What?
What the .. what is Omphacomeria? I struggled with the name at first... but it goes something like" OM-FAK OH-MERIA". Like a meditative chant. It is a medium - largish shrub (1.2 - 2 m) in the sandalwood family and only has just been discovered in Western Australia growing on a remote, arid-zone range in the Gascoyne district. It is growing on a mountainous, steep, sandstone range which is popular with the tourists, and is found in steep, rocky gullies - it is growing even around the main tourist campsite.
And has been very much overlooked and required the careful eye of a taxonomist over in Canberra to confirm its identity to genus - but as yet is unidentified to species level. So, this day and this age, we're still finding new genera for the state in our remote central regions.

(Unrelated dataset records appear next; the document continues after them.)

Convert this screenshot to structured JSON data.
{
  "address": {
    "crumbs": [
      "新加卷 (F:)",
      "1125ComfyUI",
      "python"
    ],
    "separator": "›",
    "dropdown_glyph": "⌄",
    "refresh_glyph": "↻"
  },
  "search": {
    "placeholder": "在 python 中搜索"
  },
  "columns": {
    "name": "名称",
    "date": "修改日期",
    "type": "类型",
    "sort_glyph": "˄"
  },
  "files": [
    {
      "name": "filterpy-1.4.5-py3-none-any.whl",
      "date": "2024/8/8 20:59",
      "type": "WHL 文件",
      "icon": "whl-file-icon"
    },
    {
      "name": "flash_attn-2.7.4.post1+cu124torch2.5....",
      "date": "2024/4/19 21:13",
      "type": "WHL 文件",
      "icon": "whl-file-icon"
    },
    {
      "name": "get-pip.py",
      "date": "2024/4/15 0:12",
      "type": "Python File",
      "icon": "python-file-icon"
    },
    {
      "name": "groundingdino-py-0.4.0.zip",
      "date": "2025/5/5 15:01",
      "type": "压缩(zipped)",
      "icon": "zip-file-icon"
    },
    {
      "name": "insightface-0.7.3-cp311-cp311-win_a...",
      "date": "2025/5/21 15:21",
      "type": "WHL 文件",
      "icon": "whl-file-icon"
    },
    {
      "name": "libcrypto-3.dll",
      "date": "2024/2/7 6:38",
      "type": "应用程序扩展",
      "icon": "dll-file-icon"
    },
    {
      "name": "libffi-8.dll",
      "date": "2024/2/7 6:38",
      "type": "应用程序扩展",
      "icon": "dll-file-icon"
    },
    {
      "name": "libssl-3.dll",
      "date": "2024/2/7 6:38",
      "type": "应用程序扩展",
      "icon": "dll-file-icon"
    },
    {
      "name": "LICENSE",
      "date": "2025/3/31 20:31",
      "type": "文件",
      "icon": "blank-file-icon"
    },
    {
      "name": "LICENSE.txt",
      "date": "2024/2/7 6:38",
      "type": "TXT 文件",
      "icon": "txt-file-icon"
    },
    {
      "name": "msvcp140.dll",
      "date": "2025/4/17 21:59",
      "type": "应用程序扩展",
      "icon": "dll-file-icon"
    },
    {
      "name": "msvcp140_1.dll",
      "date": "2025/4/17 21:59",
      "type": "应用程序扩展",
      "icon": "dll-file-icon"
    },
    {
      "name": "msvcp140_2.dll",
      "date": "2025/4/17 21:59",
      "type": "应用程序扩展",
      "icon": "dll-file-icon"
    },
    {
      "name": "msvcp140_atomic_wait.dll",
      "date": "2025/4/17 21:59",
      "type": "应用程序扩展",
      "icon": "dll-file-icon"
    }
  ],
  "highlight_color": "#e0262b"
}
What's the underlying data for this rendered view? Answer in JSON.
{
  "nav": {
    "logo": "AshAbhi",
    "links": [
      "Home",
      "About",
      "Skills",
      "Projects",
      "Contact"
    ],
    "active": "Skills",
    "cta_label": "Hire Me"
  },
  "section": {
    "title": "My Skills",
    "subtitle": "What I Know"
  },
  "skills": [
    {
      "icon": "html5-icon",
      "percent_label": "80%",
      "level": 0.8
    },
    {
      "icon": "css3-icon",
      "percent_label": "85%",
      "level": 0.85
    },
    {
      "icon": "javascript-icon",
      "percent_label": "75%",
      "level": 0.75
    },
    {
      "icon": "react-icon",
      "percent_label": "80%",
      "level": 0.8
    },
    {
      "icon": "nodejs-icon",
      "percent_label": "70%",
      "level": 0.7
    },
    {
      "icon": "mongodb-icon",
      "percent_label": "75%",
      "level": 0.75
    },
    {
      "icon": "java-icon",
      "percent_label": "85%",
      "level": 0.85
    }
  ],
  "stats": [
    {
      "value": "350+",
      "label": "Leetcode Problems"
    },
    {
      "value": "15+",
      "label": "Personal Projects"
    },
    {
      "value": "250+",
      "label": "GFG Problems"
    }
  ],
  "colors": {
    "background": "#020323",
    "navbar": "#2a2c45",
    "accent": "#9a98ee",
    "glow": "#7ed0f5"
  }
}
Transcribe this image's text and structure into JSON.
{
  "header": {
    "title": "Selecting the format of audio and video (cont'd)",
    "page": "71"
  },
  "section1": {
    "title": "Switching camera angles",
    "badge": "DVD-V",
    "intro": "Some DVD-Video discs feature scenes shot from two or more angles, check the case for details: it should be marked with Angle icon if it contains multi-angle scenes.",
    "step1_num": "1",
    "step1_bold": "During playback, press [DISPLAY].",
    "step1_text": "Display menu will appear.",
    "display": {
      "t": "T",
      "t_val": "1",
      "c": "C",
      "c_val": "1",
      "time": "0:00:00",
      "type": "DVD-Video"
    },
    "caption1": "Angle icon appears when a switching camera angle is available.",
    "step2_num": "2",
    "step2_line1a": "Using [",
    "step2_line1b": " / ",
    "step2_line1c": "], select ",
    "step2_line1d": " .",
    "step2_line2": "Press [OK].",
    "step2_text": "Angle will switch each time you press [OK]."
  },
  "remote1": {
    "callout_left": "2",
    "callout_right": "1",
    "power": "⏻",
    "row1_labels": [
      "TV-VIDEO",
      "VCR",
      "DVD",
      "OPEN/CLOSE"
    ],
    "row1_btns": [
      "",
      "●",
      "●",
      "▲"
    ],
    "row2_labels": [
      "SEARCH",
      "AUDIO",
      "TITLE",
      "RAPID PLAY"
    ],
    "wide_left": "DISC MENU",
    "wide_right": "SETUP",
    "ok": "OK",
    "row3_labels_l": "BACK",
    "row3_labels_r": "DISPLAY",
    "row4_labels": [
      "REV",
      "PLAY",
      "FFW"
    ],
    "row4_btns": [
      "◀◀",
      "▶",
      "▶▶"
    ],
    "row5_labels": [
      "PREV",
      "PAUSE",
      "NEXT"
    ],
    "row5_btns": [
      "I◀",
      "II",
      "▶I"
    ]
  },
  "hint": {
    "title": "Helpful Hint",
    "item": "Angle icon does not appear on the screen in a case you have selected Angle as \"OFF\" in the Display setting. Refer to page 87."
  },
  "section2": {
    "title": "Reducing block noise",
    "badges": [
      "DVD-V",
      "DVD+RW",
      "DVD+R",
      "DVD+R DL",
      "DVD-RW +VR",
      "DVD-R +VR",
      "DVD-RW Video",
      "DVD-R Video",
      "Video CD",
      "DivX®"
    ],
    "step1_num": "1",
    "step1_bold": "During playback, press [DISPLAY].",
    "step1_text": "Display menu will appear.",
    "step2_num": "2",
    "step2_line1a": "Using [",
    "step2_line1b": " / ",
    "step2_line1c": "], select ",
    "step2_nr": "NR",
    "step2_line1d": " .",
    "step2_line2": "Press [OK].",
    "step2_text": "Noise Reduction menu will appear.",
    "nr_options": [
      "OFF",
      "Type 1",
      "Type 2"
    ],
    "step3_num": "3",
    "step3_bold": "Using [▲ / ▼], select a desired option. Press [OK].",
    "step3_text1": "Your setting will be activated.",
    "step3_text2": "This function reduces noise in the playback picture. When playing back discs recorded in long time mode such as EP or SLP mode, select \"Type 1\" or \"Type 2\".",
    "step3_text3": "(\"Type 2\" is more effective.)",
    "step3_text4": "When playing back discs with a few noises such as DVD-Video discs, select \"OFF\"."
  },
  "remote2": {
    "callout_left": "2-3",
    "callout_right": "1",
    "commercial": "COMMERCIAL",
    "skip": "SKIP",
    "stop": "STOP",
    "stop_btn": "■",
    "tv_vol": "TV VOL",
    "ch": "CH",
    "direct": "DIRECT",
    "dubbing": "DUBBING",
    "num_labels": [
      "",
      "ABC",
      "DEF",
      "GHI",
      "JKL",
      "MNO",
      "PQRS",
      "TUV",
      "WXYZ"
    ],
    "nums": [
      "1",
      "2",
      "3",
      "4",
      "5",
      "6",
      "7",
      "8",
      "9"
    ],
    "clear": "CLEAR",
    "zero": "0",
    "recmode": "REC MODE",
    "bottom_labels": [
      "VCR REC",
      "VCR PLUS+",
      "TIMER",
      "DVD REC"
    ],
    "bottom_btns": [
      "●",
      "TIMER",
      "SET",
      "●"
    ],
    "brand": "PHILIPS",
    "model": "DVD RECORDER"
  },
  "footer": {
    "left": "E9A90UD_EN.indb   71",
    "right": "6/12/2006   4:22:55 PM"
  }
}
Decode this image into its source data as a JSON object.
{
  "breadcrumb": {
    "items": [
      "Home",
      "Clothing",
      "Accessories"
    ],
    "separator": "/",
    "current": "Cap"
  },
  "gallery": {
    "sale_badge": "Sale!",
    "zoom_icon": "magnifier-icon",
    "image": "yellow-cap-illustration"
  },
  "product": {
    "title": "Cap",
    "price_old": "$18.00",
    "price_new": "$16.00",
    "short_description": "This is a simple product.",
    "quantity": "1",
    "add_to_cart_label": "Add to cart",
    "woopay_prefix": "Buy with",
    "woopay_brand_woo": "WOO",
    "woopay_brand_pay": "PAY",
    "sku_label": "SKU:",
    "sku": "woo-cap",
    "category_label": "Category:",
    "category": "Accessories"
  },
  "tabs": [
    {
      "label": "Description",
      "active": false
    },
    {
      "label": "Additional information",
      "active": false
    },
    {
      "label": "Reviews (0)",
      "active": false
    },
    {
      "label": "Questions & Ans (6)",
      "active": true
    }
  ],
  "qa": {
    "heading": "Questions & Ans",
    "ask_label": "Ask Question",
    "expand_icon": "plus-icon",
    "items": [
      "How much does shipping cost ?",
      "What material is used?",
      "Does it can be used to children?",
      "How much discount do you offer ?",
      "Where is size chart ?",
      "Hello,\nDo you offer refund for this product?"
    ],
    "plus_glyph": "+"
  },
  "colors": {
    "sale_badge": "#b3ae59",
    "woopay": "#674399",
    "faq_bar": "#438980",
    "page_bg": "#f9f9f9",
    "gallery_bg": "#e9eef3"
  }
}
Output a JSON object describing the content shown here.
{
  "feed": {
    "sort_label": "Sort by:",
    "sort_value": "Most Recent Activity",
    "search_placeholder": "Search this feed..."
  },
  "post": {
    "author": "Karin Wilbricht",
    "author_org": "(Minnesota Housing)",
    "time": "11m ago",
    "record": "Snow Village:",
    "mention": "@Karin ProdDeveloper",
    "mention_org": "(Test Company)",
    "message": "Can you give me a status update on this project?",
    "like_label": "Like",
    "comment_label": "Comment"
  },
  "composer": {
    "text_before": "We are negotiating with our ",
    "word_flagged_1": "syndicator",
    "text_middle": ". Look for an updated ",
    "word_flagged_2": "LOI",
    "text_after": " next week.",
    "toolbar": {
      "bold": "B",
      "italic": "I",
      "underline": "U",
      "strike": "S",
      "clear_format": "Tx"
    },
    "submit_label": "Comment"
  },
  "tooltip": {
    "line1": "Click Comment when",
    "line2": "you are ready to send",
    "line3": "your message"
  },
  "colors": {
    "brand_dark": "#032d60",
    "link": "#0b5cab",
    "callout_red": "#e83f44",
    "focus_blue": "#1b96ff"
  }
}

I don't know why it was not found beforehand - its a large shrub for starters! There have been a few floristic surveys in the region beforehand - including the CALM Carnarvon Basin survey [1], which covered the more mesic western faces of the range as part of a regional survey. And there had been mistletoe-host plant surveys and other surveys or individual collectors who tinkered at the edges of floristic knowledge for the ranges. So, in 2009, this plant turns up all of a sudden! Since we were on holiday, we popped in to have a look. This was a big ask for our tiny little Subaru imprezza - because the roads are coarsely graded and really not appropriate for small cars with no clearance (but it has AWD - yeah). But we prevailed.
It looks very much like Exocarpos aphylla and superficially like Anthobolus leptomerioides - and you'd be forgiven to jump to that conclusion, except that both species are absent from the wider region around the ranges. The lack of historical or herbarium records of an 'Exocarpos" for the range was even more puzzling - this wasn't a case of misidentification - it was a case of had not been collected before. Full stop. The photo below shows this species as locally abundant (a sparse but dominant component of shrub stratum) on the eroding slopes of the range. There - in the foreground..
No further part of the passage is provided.